Comme l’écrit Nathalie Faucheux dans son livre «Cinémathérapie – Quand les films font du bien» : «Les films nous poussent à penser, à réfléchir, à prendre conscience de qui nous sommes, comme face à un miroir tendu… Ils aident à remettre les choses en perspective et le but ultime est alors de ressentir, d’éprouver un sentiment de paix intérieure.»

Le cinéma nourrit nos perceptions. Il nous donne des idées, stimule les sens et l’intelligence. Il agit en nous et nous fait agir. En explorant des recoins de l’inconscient, il peut guérir de blocages qui sont à l’origine d’une souffrance. Il nous permet de trouver des solutions à nos problèmes, des réponses à nos questions. Bref, il peut être thérapeutique pour nous tous.

Cinémathèque perso

Nous sommes tous confrontés, à un moment de notre existence, à un coup de blues, un échec amoureux, un moment de solitude ou de découragement. La solution ? Se confectionner sa propre DVDthèque. Selon les circonstances, on va y puiser des films tels des «médicaments» qui vont soulager un temps.

Une cinémathérapie peut aussi être envisagée comme un moment de développement personnel. Pour tirer les meilleurs bénéfices d’un long métrage, il faut se poser des questions après le visionnement. Le film a-t-il touché ou non des points sensibles, positifs ou négatifs ? Il s’agit d’y réfléchir et d’essayer de comprendre pourquoi.

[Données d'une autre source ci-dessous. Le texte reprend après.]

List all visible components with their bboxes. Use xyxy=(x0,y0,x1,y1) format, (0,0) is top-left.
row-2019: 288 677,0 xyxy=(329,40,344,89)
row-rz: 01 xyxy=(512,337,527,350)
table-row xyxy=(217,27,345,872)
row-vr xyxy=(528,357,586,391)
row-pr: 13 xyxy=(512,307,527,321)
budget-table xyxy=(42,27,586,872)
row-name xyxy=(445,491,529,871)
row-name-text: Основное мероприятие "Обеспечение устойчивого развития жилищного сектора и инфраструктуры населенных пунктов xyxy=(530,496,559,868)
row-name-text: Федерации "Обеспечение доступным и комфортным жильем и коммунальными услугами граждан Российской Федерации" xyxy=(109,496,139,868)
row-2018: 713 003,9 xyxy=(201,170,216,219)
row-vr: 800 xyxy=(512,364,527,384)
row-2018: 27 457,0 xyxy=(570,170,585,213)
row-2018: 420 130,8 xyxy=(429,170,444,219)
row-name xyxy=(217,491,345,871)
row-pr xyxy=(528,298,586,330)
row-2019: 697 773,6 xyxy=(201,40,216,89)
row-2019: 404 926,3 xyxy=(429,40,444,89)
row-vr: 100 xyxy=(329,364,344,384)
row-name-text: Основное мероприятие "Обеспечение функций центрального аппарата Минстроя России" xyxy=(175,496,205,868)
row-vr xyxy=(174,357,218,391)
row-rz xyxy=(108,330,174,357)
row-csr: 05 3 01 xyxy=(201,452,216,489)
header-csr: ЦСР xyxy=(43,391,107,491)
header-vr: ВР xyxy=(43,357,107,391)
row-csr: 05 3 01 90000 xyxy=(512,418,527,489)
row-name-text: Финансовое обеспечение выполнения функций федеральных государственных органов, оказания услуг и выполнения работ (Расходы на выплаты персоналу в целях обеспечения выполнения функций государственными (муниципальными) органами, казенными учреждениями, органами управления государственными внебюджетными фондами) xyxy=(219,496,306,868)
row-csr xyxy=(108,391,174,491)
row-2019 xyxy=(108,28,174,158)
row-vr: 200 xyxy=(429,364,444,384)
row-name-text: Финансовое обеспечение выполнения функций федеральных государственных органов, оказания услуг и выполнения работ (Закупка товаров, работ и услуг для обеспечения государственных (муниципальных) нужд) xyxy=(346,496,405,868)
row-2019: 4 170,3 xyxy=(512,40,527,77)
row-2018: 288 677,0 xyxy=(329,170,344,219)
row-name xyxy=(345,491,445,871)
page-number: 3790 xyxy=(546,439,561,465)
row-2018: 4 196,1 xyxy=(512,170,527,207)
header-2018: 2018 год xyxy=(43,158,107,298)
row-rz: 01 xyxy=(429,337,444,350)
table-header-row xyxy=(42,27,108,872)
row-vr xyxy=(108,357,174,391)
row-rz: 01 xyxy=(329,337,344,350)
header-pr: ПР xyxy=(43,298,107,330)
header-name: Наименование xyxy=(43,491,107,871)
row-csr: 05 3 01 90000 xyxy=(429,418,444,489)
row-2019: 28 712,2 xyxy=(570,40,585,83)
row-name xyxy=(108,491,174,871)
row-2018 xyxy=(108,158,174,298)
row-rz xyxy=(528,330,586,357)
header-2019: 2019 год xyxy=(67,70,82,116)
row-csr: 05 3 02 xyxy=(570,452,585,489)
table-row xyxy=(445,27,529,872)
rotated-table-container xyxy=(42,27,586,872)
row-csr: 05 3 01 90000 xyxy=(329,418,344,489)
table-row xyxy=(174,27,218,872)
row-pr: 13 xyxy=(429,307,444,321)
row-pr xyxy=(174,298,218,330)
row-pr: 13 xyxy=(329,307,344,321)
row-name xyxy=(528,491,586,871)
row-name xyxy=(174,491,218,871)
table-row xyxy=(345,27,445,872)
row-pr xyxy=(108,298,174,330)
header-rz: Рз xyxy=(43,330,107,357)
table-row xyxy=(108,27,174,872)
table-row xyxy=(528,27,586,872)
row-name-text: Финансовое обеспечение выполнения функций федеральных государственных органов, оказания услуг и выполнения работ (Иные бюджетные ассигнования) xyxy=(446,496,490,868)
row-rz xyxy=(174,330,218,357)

Un film n’est pas une baguette magique et ne résout pas tous les problèmes, mais visionné au bon moment, il peut aider à ouvrir les portes émotionnelles, à trouver son propre chemin grâce aux multiples pistes, à offrir de l’espoir ou de l’encouragement.

Le best of

Parmi les films «guérisseurs» qui apportent de belles valeurs, voici quelques pistes : «La Maison du lac» de Mark Rydell (1981) peut améliorer les relations entre les enfants adultes et les parents âgés. «La Vie est belle» de Roberto Benigni (1997) est un conte philosophique qui mène de la dépression à la joie de vivre. «Gladiator» de Ridley Scott (2000) transforme la vengeance en pardon et la colère en paix. «Chantons sous la pluie» de Stanley Donen (1952) nous confirme que croire en la vie, c’est possible. «Tootsie» de Sydney Pollack (1982) réveille le potentiel qui se cache en chacun de nous. «Talons aiguilles» de Pedro Almodóvar (1991) permet de se réconcilier avec sa mère. «Ensemble, c’est tout» de Claude Berri (2007) nous ouvre aux autres et nous redonne la force d’avancer.